Europe and the Americas

Read, Dwight ANTHRO (Read@ANTHRO.SSCNET.UCLA.EDU)
Tue, 20 Feb 1996 13:25:00 PST

Kavanagh writes:

"This is not to argue the basic point, which is not that "the" Americas
were 'ahead' of "the" Old World (too much lumping there), but that at, say
ca. 1000 AD *most* of Europe and *most* of the Americas were on the same
basic cultural level--minus a few technological materials (wheels, iron,
etc.)--local level political organization with some chiefdoms, local level
production and some long distance trade in prestige goods."
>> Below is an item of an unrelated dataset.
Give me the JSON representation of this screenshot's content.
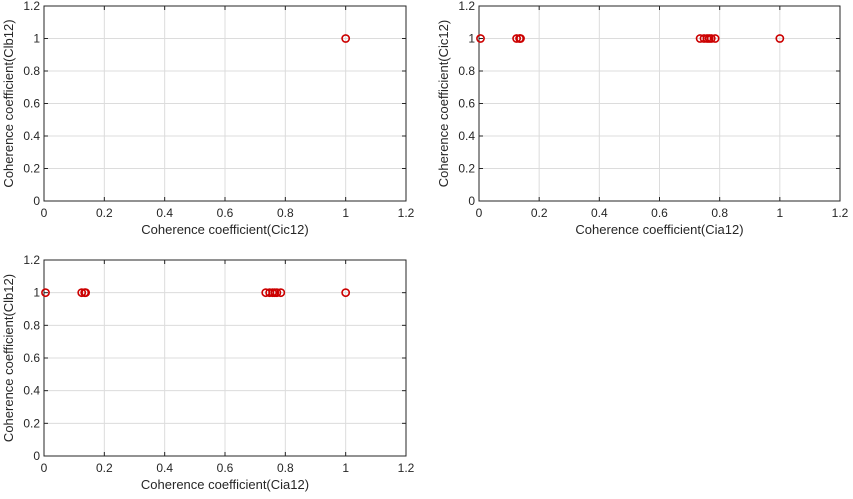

His comment is similar to others responding to the quotation from the Ayn
Rand webpage (I hope I have said that correctly!) and all of these comments
make, I believe, the same problematical assumption. By arguing that "new
world cultures" were at the same level as, or more advanced than, "old world
cultures" of the same time period, the assumption is being made that there IS
a scale of "advancement" along which cultures can be measured or ranked.
What constitutes this scale?

Further, suppose that it were the case that from time of entry into the
americas until 1492, all indigenous peoples were living a lifeway basically
unchanged with respect to say, resource base and general form of social
organization (e.g., all folks continued to be, say, small scale
hunting/gathering societies). Would this in any way justify the assertions
made in the quoted text from the web page? I think not, and if so the issue
is not the relative status of "new world" versus "old world" peoples, but
that a comparison is used which is fallacious in its framing--not in the
misuse, wrong use, false use, and incorrect use of factual information.